Flu Season Goes from Bad to Worse


via Staff Sgt. Krystie Martinez, US Air Force

A flu vaccine is administered to an airman at Transit Center at Manas, Kyrgyzstan.

Every year, people around the world get vaccinated during flu season in hopes of avoiding the flu’s signature fever, cough, and chills. This year’s flu strain, H3N2, usually causes widespread morbidity and absence from school and work. This year is no different, and as a result, the 2018 flu season has been labeled as “moderately severe.” Despite the fact that flu season is already well underway, experts still recommend vaccination as the most effective method of prevention this late into the season.

Pine Crest student Olivia Winnick made the decision, along with her family to get the flu shot, and said, “I’ve had the flu in the past, and I certainly don’t want to get it again, so I decided to go to my local pharmacy and get a flu shot.
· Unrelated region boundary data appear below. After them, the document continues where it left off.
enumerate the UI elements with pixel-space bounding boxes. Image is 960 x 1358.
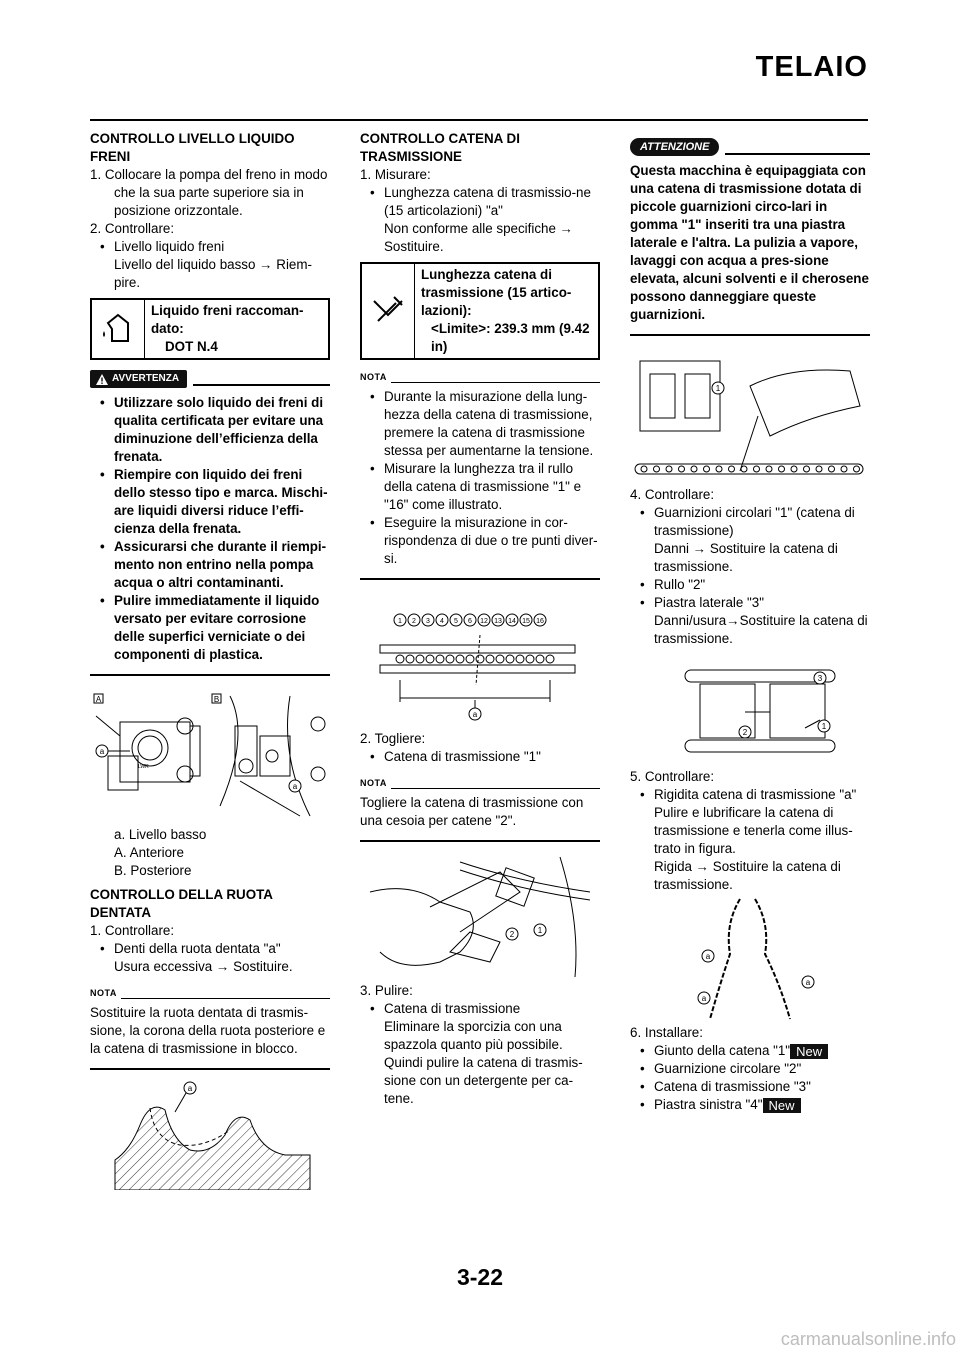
bullet: • Guarnizione circolare "2" xyxy=(630,1060,870,1078)
header-rule xyxy=(90,119,868,121)
chain-number: 6 xyxy=(468,618,472,625)
warning-end-rule xyxy=(90,674,330,676)
nota-label: NOTA xyxy=(90,988,117,998)
chain-number: 1 xyxy=(398,618,402,625)
stiff-callout-a2: a xyxy=(805,978,811,987)
chain-roller xyxy=(416,655,424,663)
bullet-sub: Usura eccessiva → Sostituire. xyxy=(114,959,293,974)
legend-item: a. Livello basso xyxy=(114,827,207,842)
link-callout-1: 1 xyxy=(821,722,827,731)
fig-label-a: A xyxy=(95,695,102,704)
nota-header xyxy=(360,774,600,792)
bullet-sub: Rigida → Sostituire la catena di trasmissione. xyxy=(654,859,841,892)
new-badge: New xyxy=(763,1098,801,1113)
oring-roller xyxy=(654,466,660,472)
warning-header xyxy=(90,370,330,388)
page-number: 3-22 xyxy=(456,1264,504,1290)
measure-caliper-icon xyxy=(362,264,415,358)
chain-roller xyxy=(496,655,504,663)
warning-triangle-icon xyxy=(96,374,108,385)
chain-number: 13 xyxy=(494,618,502,625)
bullet: • Rigidita catena di trasmissione "a" xyxy=(630,786,870,804)
bullet: • Catena di trasmissione "1" xyxy=(360,748,600,766)
chain-number: 2 xyxy=(412,618,416,625)
bullet: • Piastra laterale "3" xyxy=(630,594,870,612)
oring-roller xyxy=(704,466,710,472)
column-3 xyxy=(630,130,870,1114)
oring-roller xyxy=(641,466,647,472)
step: 2. Controllare: xyxy=(90,221,175,236)
chain-roller xyxy=(406,655,414,663)
chain-number: 12 xyxy=(480,618,488,625)
section-title-chain: CONTROLLO CATENA DI TRASMISSIONE xyxy=(360,131,520,164)
nota-rule xyxy=(391,382,600,383)
chain-roller xyxy=(506,655,514,663)
warning-label: AVVERTENZA xyxy=(112,373,180,384)
bullet: • Catena di trasmissione xyxy=(360,1000,600,1018)
chain-roller xyxy=(526,655,534,663)
sprocket-callout-a: a xyxy=(187,1084,193,1093)
spec-title: Liquido freni raccoman-dato: xyxy=(151,303,304,336)
chain-number: 15 xyxy=(522,618,530,625)
fluid-can-icon xyxy=(92,300,145,358)
chain-roller xyxy=(436,655,444,663)
step: 4. Controllare: xyxy=(630,487,715,502)
oring-roller xyxy=(754,466,760,472)
oring-roller xyxy=(841,466,847,472)
legend-item: A. Anteriore xyxy=(114,845,184,860)
nota-rule xyxy=(391,788,600,789)
chain-roller xyxy=(466,655,474,663)
bullet xyxy=(630,1096,870,1114)
attention-badge: ATTENZIONE xyxy=(630,138,719,156)
chain-number: 5 xyxy=(454,618,458,625)
install-item-joint: Giunto della catena "1" xyxy=(654,1043,791,1058)
warning-item: • Riempire con liquido dei freni dello stesso tipo e marca. Mischi-are liquidi diversi riduce l’effi-cienza della frenata. xyxy=(90,466,330,538)
stiff-callout-a1: a xyxy=(705,952,711,961)
nota-header xyxy=(90,984,330,1002)
oring-roller xyxy=(766,466,772,472)
chain-number: 16 xyxy=(536,618,544,625)
bullet: • Lunghezza catena di trasmissio-ne (15 articolazioni) "a" xyxy=(360,184,600,220)
oring-roller xyxy=(741,466,747,472)
chain-length-figure xyxy=(360,590,600,730)
nota-item: • Durante la misurazione della lung-hezza della catena di trasmissione, premere la catena di trasmissione stessa per aumentarne la tensione. xyxy=(360,388,600,460)
oring-roller xyxy=(804,466,810,472)
warning-item: • Pulire immediatamente il liquido versato per evitare corrosione delle superfici verniciate o dei componenti di plastica. xyxy=(90,592,330,664)
bullet-sub: Danni/usura→Sostituire la catena di trasmissione. xyxy=(654,613,868,646)
spec-value: DOT N.4 xyxy=(165,339,218,354)
chain-callout-a: a xyxy=(472,710,478,719)
oring-roller xyxy=(729,466,735,472)
new-badge: New xyxy=(790,1044,828,1059)
install-item-plate: Piastra sinistra "4" xyxy=(654,1097,763,1112)
link-callout-2: 2 xyxy=(742,728,748,737)
chain-roller xyxy=(536,655,544,663)
nota-text: Togliere la catena di trasmissione con una cesoia per catene "2". xyxy=(360,795,584,828)
nota-text: Sostituire la ruota dentata di trasmis-sione, la corona della ruota posteriore e la catena di trasmissione in blocco. xyxy=(90,1005,326,1056)
spec-title: Lunghezza catena di trasmissione (15 artico-lazioni): xyxy=(421,267,572,318)
nota-end-rule xyxy=(360,578,600,580)
fig-callout-a: a xyxy=(99,747,105,756)
warning-item: • Utilizzare solo liquido dei freni di qualita certificata per evitare una diminuzione dell’efficienza della frenata. xyxy=(90,394,330,466)
bullet-sub: Livello del liquido basso → Riem-pire. xyxy=(114,257,312,290)
step: 1. Controllare: xyxy=(90,923,175,938)
bullet-sub: Pulire e lubrificare la catena di trasmissione e tenerla come illus-trato in figura. xyxy=(654,805,853,856)
attention-header xyxy=(630,138,870,156)
bullet: • Guarnizioni circolari "1" (catena di trasmissione) xyxy=(630,504,870,540)
chain-roller xyxy=(426,655,434,663)
chain-roller xyxy=(446,655,454,663)
bullet-sub: Danni → Sostituire la catena di trasmissione. xyxy=(654,541,838,574)
step: 6. Installare: xyxy=(630,1025,703,1040)
warning-item: • Assicurarsi che durante il riempi-mento non entrino nella pompa acqua o altri contaminanti. xyxy=(90,538,330,592)
section-title-sprocket: CONTROLLO DELLA RUOTA DENTATA xyxy=(90,887,273,920)
chain-roller xyxy=(486,655,494,663)
oring-roller xyxy=(679,466,685,472)
chain-roller xyxy=(396,655,404,663)
chain-number: 3 xyxy=(426,618,430,625)
column-2 xyxy=(360,130,600,1108)
nota-label: NOTA xyxy=(360,372,387,382)
spec-box-brake-fluid xyxy=(90,298,330,360)
sprocket-teeth-figure xyxy=(90,1080,330,1190)
chain-stiffness-figure xyxy=(630,894,870,1024)
bullet: • Denti della ruota dentata "a" xyxy=(90,940,330,958)
step: 1. Misurare: xyxy=(360,167,431,182)
oring-roller xyxy=(829,466,835,472)
attention-end-rule xyxy=(630,334,870,336)
column-1 xyxy=(90,130,330,1190)
chain-roller xyxy=(456,655,464,663)
nota-header xyxy=(360,368,600,386)
oring-roller xyxy=(791,466,797,472)
oring-roller xyxy=(779,466,785,472)
stiff-callout-a3: a xyxy=(701,994,707,1003)
oring-callout-1: 1 xyxy=(715,384,721,393)
cutter-callout-1: 1 xyxy=(537,926,543,935)
cutter-callout-2: 2 xyxy=(509,930,515,939)
chain-oring-figure xyxy=(630,346,870,486)
fig-callout-a-rear: a xyxy=(292,782,298,791)
attention-rule xyxy=(725,153,870,155)
warning-badge xyxy=(90,370,187,388)
chain-roller xyxy=(476,655,484,663)
fig-lwr-label: LWR xyxy=(138,764,149,770)
step: 2. Togliere: xyxy=(360,731,426,746)
legend-item: B. Posteriore xyxy=(114,863,192,878)
oring-roller xyxy=(716,466,722,472)
brake-reservoir-figure xyxy=(90,686,330,826)
page-title: TELAIO xyxy=(755,51,868,83)
chain-cutter-figure xyxy=(360,852,600,982)
oring-roller xyxy=(816,466,822,472)
fig-label-b: B xyxy=(213,695,220,704)
step: 3. Pulire: xyxy=(360,983,413,998)
oring-roller xyxy=(666,466,672,472)
nota-rule xyxy=(121,998,330,999)
chain-roller xyxy=(516,655,524,663)
bullet-sub: Eliminare la sporcizia con una spazzola quanto più possibile. Quindi pulire la catena di trasmis-sione con un detergente per ca-tene. xyxy=(384,1019,583,1106)
spec-box-chain-length xyxy=(360,262,600,360)
nota-item: • Eseguire la misurazione in cor-rispondenza di due o tre punti diver-si. xyxy=(360,514,600,568)
nota-end-rule xyxy=(360,840,600,842)
oring-roller xyxy=(854,466,860,472)
nota-label: NOTA xyxy=(360,778,387,788)
bullet: • Rullo "2" xyxy=(630,576,870,594)
watermark: carmanualsonline.info xyxy=(780,1329,956,1349)
section-title-brake-fluid: CONTROLLO LIVELLO LIQUIDO FRENI xyxy=(90,131,295,164)
bullet: • Livello liquido freni xyxy=(90,238,330,256)
oring-roller xyxy=(691,466,697,472)
bullet: • Catena di trasmissione "3" xyxy=(630,1078,870,1096)
chain-number: 14 xyxy=(508,618,516,625)
nota-end-rule xyxy=(90,1068,330,1070)
bullet-sub: Non conforme alle specifiche → Sostituire. xyxy=(384,221,574,254)
spec-value: <Limite>: 239.3 mm (9.42 in) xyxy=(431,321,590,354)
chain-link-figure xyxy=(630,648,870,768)
chain-number: 4 xyxy=(440,618,444,625)
bullet xyxy=(630,1042,870,1060)
nota-item: • Misurare la lunghezza tra il rullo della catena di trasmissione "1" e "16" come illustrato. xyxy=(360,460,600,514)
step: 1. Collocare la pompa del freno in modo che la sua parte superiore sia in posizione orizzontale. xyxy=(90,167,328,218)
step: 5. Controllare: xyxy=(630,769,715,784)
attention-text: Questa macchina è equipaggiata con una catena di trasmissione dotata di piccole guarnizioni circo-lari in gomma "1" inseriti tra una piastra laterale e l'altra. La pulizia a vapore, lavaggi con acqua a pres-sione elevata, alcuni solventi e il cherosene possono danneggiare queste guarnizioni. xyxy=(630,163,869,322)
chain-roller xyxy=(546,655,554,663)
link-callout-3: 3 xyxy=(817,674,823,683)
warning-rule xyxy=(193,384,330,386)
So far, I have not gotten sick, and I have my fingers crossed that I will be able to make it out of this flu season unscathed.” Many other Pine Crest students have not been as fortunate as Olivia and have contracted the virus. Tiana Brannan, a sophomore and an avid swimmer on the Pine Crest Swim team, described her experience with the flu and said “The flu is miserable. I am fortunate to be healthy again, and I hope everybody who has the flu recovers quickly.”
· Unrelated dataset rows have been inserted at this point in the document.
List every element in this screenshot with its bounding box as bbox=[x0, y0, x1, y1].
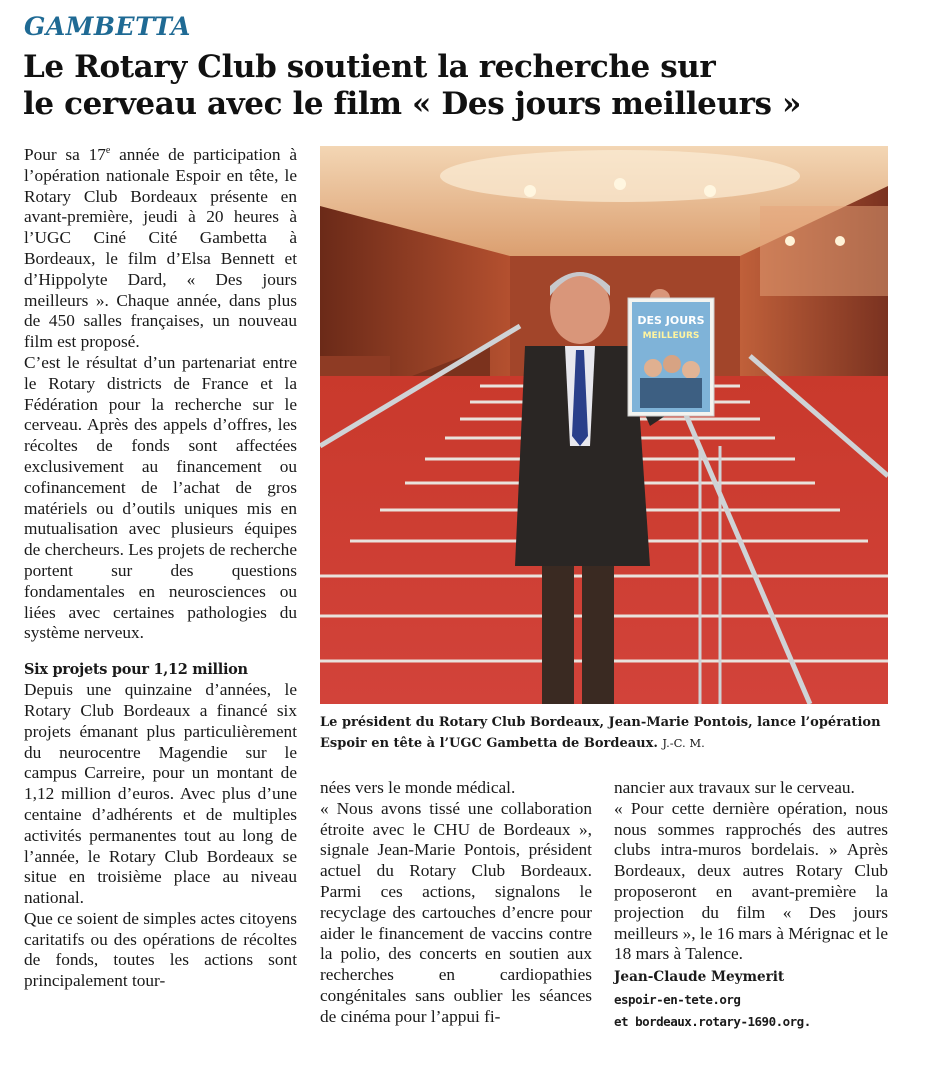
headline-line-1: Le Rotary Club soutient la recherche sur bbox=[23, 49, 716, 85]
article-column-1 bbox=[24, 145, 297, 992]
website-link-1: espoir-en-tete.org bbox=[614, 992, 741, 1008]
ordinal-superscript: e bbox=[105, 145, 111, 157]
photo-illustration bbox=[320, 146, 888, 704]
photo-caption bbox=[320, 712, 888, 754]
author-byline: Jean-Claude Meymerit bbox=[614, 969, 785, 986]
article-column-3 bbox=[614, 778, 888, 1032]
poster-title-1: DES JOURS bbox=[637, 314, 705, 327]
section-kicker: GAMBETTA bbox=[24, 12, 191, 41]
headline-line-2: le cerveau avec le film « Des jours meilleurs » bbox=[23, 86, 801, 122]
article-photo bbox=[320, 146, 888, 704]
paragraph-screenings: « Pour cette dernière opération, nous nous sommes rapprochés des autres clubs intra-muros bordelais. » Après Bordeaux, deux autres Rotary Club proposeront en avant-première la projection du film « Des jours meilleurs », le 16 mars à Mérignac et le 18 mars à Talence. bbox=[614, 798, 889, 964]
subheading: Six projets pour 1,12 million bbox=[24, 661, 248, 679]
photo-credit: J.-C. M. bbox=[662, 736, 705, 750]
paragraph-quote: « Nous avons tissé une collaboration étroite avec le CHU de Bordeaux », signale Jean-Marie Pontois, président actuel du Rotary Club Bordeaux. Parmi ces actions, signalons le recyclage des cartouches d’encre pour aider le financement de vaccins contre la polio, des concerts en soutien aux recherches en cardiopathies congénitales sans oublier les séances de cinéma pour l’appui fi- bbox=[320, 798, 592, 1026]
paragraph-intro-rest: année de participation à l’opération nationale Espoir en tête, le Rotary Club Bordeaux présente en avant-première, jeudi à 20 heures à l’UGC Ciné Cité Gambetta à Bordeaux, le film d’Elsa Bennett et d’Hippolyte Dard, « Des jours meilleurs ». Chaque année, dans plus de 450 salles françaises, un nouveau film est proposé. bbox=[24, 145, 298, 352]
film-poster bbox=[628, 298, 714, 416]
paragraph-partnership: C’est le résultat d’un partenariat entre le Rotary districts de France et la Fédération pour la recherche sur le cerveau. Après des appels d’offres, les récoltes de fonds sont affectées exclusivement au financement ou cofinancement de l’achat de gros matériels ou d’outils uniques mis en mutualisation avec plusieurs équipes de chercheurs. Les projets de recherche portent sur des questions fondamentales en neurosciences ou liées avec certaines pathologies du système nerveux. bbox=[24, 352, 297, 643]
article-headline bbox=[23, 49, 923, 123]
paragraph-actions: Que ce soient de simples actes citoyens caritatifs ou des opérations de récoltes de fonds, toutes les actions sont principalement tour- bbox=[24, 908, 297, 991]
article-column-2 bbox=[320, 778, 592, 1028]
paragraph-intro-start: Pour sa 17 bbox=[24, 145, 106, 164]
paragraph-intro bbox=[24, 145, 297, 353]
website-link-2: et bordeaux.rotary-1690.org. bbox=[614, 1014, 811, 1030]
paragraph-projects: Depuis une quinzaine d’années, le Rotary Club Bordeaux a financé six projets émanant plus particulièrement du neurocentre Magendie sur le campus Carreire, pour un montant de 1,12 million d’euros. Avec plus d’une centaine d’adhérents et de multiples activités permanentes tout au long de l’année, le Rotary Club Bordeaux se situe en troisième place au niveau national. bbox=[24, 680, 297, 908]
paragraph-brain: nancier aux travaux sur le cerveau. bbox=[614, 778, 855, 797]
poster-title-2: MEILLEURS bbox=[642, 331, 700, 341]
paragraph-medical: nées vers le monde médical. bbox=[320, 778, 516, 797]
caption-text: Le président du Rotary Club Bordeaux, Jean-Marie Pontois, lance l’opération Espoir en tête à l’UGC Gambetta de Bordeaux. bbox=[320, 715, 881, 751]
Pine Crest students are not the only ones bracing for this year’s flu season. Administration has been working hard to ensure that everyone is protected. On January 19th, administration sent out an email out to students and their families warning of the flu’s spread and providing the best practices to keep students healthy.

In the email, school nurse Ms. Fairbanks wrote, “Our housekeeping personnel continues to follow school and classroom cleaning procedures diligently. We also encourage everyone to wash their hands frequently to prevent the spread of germs. Please help us by observing your child for any symptoms, and keeping them home if they become ill.” Furthermore, Mrs. Promnitz said, “We are advising students and parents when they call to stay home until all symptoms are gone, especially a fever. Students should not return to school until they’ve been fever-free for 24 hours. We’ve been sharing that message consistently with families. We’ve also spoken with teachers about wiping down door handles and desks and tables to stop the spread of germs and to also be really flexible with students when they’re coming back from being sick so that they have a chance to fully recover before they try to jump in with two feet right back into their school work.”

The CDC estimates that the flu generally kills about 12,000 people annually, and in a severe year, such as 2018, it can kill up to 56,000 people. Although it is a particularly bad flu season, these tips can help keep our community healthy, safe, and secure:

  1. If you contract the virus, stay home to prevent spreading the illness to others.
  2. Cover your mouth and nose when you sneeze.
  3. Wash your hands as often as possible.
  4. Avoid touching your eyes, mouth, or nose.
  5. Avoid close contact with people who are sick.

Remember, it’s still not too late to get vaccinated.